Chapitre 2

 "Wit is man's greatest treasure"

Le réveil à l’eau froide est difficile. Cassandra, absolument pas repentante et son méfait accompli, se précipite dans les escaliers à peine mes yeux ouverts. Je ne parvins pas à l’en empêcher, pas résolue à me montrer en pyjama devant les autres, je retourne dans notre chambre me préparer. La pluie tambourinant contre la fenêtre du dortoir suffit à achever mon moral. Je file mon collant en le mettant. Si ça continue comme ça, sale journée en perspective. Je passe ensuite le jupon et la chemise blanche sans trop de mal. La lourde jupe me pose quelques difficultés, mais rien d’insurmontable. Le souci est le corset que je ne peux pas nouer toute seule. Cassa disparue, je me résous à demander de l’aide à Alice, une de nos camarades de chambre.

La prochaine étape est de discipliner mes cheveux noirs, mi- bouclés, mi- ébouriffés, puis de nouer les lacets de mes chaussures montantes en cuir (les cheveux furent une étape délicate). J’achève finalement ma préparation par les réglementaires pince à jupes, qui servent à remonter l'avant afin que la jupe n'entrave pas les mouvements.
Je ressemble tellement à James, ç’en est affolant. Mêmes yeux chocolat, même visage rond, sans compter qu’il ne me dépasse pas d’un centimètre. Je pense alors à lui, j’ai ignoré son invitation la veille. Je récupère montre et sac avant de descendre.

J’arrive dans le réfectoire pour le petit déjeuner, accompagnée par mes camarades de chambre. Cassandra et moi nous moquons bien du regard des autres mais la discrétion n’est sans doute pas notre fort. Vestiges de notre affrontement, nos chemises sont fripées et ouvertes aux premiers boutons. Nos jupes sont mise de travers, nos collants filés, les cheveux en bataille. Ceux de Cassandra ont une jolie teinte verte ; je m’étais vengée. L’alchimie a du bon pour pimenter nos batailles.
La couleur met tellement bien ses yeux en valeur que j’hésite à lui donner le remède. Cassandra est certes une belle blonde avec de jolies formes, mais rien n’est plus admirable que la couleur de ses yeux. Ils sont d’un vert d’eau si pale qu’on peine à croire la couleur naturelle.

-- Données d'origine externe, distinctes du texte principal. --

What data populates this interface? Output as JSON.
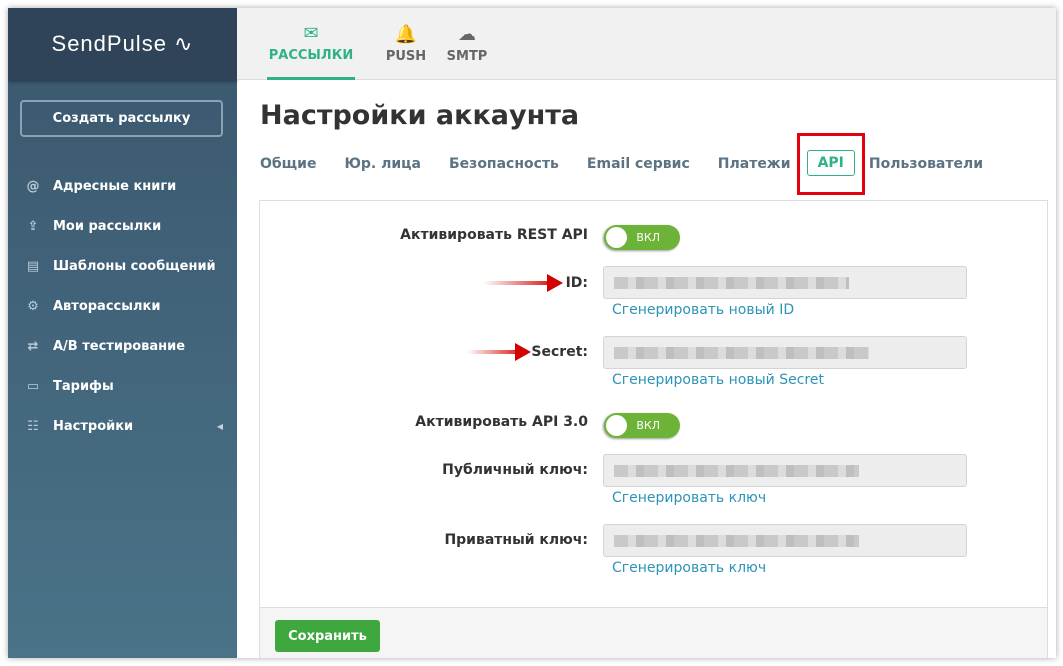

Dommage qu’elle insiste. Je cède et le lui remet, sur la promesse qu’elle ne trafiquera plus la tuyauterie de la salle de bains. Autant dire que son sourire plein de mauvaise foi m'avertit qu’elle trouvera bien un autre moyen de me réveiller.
L'heure précise est sonnée par les différentes horloges. Vacarme, et lorsque le silence revient, c’est pour permettre au directeur de commencer un discours sur l'année à venir :

-  Bonjour à tous. Tout d'abord bienvenue à l'Académie. Donner le meilleur de vous-même, pour cette nouvelle année. Rendez-nous fiers d'être vos professeurs. Profitez au mieux de vos dernières moments de liberté.

Petit instant de silence.

-  Je vais désormais présenter aux plus jeunes d'entre vous ce que savent déjà vos aînés. J'attends donc de ceux-ci qu'ils se montrent patients et respectueux.
Nouvelle pause. Il ne plaisante pas avec l’ordre lui.

-  Bien. Pour commencer, votre venue dans notre établissement n'est pas un choix, mais une obligation de la communauté afin de forger votre identité en son sein. Vous disposez de trois années pour ce faire, dans cette période de jeunesse où il est si difficile d'assumer de telles responsabilités. Au cours de votre vingtième année, vous allez créer la base de votre montre. Celle-ci doit être à la fois solide et modulaire, pour accueillir les armes traditionnelles au cours de votre seconde. La dernière, des rubans de couleurs vous seront remis en fonction de votre naissance, de votre position sociale et de vos compétences. Les noirs pour les soldats, les rouges pour les assassins, les jaunes pour les éducateurs, les bleus pour les diplomates et les blancs pour la royauté. Chacun d'entre vous devra alors personnaliser sa montre en acquérant une seconde particularité. Vous créerez les motifs de votre ruban, avant de pouvoir accomplir votre devoir de protection.

Il parle, il parle. Tout cela je le connais déjà.

-  Dans un même temps, vous suivrez des cours de notre choix dans l'université humaine la plus proche. A raison de trois jours par semaine, nous observerons votre capacité à vous intégrer parmi eux tout en dissimulant votre nature. Il va sans dire que nous attendons beaucoup de vous. A présent, vous pouvez venir récupérer vos emplois du temps.

Sur ces mots se forme une véritable cohue autour de la vigie. Je les regarde s’agiter, tout en allant m'asseoir à ma table, et avaler bacon et omelettes. C'est un vrai spectacle.